Sunday 4 April 2010

Nostalgia

A trip down Memory Lane this week, courtesy of Athur Ward. I picked up a copy of his "The Boy's book of Airfix", this week. The subtitle says it all "Who says you ever have to grow up?". Reading through the pages took me back too many years to mention to the days when Saturdays meant a trip to the model shop to buy yet another Airfix kit in its trademark plastic bag, or box of soldiers. I think most of us will have tussled with the glue with a mind of it's own, despaired of ever managing to assemble the kit so the propeller actually spun rather than being fixed in place, or, chased that transfer around the saucer of water trying not to get it folded on itself. What can compare with that first painted model. The first one I remember painting was the Bristol Beaufighter. Grandad supplied the paint, it was the green and brown he had been using around the house, so it took an age to dry and the brush didn't allow for much detailed work. But the pride when the job was finished. To me it looked just like the picture in the book I had borrowed from the library.

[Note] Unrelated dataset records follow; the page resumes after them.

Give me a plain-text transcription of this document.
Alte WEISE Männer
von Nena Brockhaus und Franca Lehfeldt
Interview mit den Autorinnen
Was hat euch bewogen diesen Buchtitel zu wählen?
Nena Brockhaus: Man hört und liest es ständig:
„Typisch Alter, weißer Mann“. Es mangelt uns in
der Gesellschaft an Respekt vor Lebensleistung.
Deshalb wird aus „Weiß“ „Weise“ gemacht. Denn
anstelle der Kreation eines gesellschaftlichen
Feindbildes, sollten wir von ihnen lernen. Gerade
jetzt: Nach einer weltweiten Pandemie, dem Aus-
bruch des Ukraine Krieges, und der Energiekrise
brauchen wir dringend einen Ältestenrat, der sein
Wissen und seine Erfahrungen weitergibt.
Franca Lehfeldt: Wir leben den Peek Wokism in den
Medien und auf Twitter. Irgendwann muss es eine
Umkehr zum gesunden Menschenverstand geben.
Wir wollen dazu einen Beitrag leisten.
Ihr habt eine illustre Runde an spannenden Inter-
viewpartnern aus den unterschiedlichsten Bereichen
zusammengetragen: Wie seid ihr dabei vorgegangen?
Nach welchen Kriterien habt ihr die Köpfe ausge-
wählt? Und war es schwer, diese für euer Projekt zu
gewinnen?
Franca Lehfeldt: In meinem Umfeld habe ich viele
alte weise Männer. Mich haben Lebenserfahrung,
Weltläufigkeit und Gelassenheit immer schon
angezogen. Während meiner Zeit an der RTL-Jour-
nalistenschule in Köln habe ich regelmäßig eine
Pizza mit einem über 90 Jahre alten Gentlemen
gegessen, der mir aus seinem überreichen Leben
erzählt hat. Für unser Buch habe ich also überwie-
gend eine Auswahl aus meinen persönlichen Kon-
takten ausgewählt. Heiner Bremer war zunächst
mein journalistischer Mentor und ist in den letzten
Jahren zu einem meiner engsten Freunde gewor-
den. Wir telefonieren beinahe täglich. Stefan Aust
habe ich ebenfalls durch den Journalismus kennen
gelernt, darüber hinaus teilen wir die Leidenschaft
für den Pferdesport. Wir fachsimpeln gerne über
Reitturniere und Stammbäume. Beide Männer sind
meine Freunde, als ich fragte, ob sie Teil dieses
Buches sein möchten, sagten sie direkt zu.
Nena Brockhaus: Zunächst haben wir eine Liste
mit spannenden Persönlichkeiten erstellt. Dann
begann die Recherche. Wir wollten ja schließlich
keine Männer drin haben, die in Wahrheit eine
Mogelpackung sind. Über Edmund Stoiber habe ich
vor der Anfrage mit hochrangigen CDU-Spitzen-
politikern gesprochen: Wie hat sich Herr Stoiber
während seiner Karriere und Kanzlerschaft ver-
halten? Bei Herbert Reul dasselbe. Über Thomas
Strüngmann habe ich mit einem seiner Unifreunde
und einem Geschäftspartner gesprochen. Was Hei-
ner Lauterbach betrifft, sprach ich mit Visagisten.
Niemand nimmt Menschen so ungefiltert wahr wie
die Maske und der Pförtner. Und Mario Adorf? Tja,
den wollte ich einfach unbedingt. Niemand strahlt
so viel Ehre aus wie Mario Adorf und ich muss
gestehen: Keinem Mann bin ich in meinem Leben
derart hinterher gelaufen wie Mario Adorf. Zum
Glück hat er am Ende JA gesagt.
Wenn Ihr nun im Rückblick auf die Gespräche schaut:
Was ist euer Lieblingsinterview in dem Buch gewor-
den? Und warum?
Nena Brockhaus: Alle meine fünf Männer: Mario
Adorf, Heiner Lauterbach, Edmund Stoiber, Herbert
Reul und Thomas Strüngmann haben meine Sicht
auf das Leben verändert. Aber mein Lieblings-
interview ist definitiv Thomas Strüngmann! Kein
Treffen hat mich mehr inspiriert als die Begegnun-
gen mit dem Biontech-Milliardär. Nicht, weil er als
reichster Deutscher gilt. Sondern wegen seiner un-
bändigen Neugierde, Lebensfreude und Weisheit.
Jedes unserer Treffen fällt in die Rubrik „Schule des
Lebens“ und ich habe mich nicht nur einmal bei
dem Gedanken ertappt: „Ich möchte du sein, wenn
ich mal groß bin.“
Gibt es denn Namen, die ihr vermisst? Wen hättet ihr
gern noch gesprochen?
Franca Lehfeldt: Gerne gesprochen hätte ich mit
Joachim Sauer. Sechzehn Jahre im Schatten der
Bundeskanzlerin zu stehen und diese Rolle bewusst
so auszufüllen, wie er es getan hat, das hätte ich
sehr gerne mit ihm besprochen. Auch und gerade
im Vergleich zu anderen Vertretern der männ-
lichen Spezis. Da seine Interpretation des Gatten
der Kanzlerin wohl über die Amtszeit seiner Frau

Over the next few years dozens of kits followed and I attempted to create dog-fights by putting up networks of string in the bedroom. English Electric Lightenings taking on Me 109s, what's wrong with that? One Christmas I got a "lucky bag" of 10 different kits, heaven!
Ships followed, Tiger, Daring, Campbeltown, but the main drawback to these was the hull, it looked odd moving them around on their stands, but without them they just rolled on their sides. By the time the waterline kits came along other interests had taken over from 'toy soldiers', such a missed opportunity.
The book has loads of illustrations to trigger memories, but perhaps the most fascinating part is reading about the trials and tribulations of the company, the characters who formed and developed it and the way it has come back from the dead, twice!
So, keep an eye out for this book, if desperate, borrow it from your local library and take a trip down Memory Lane.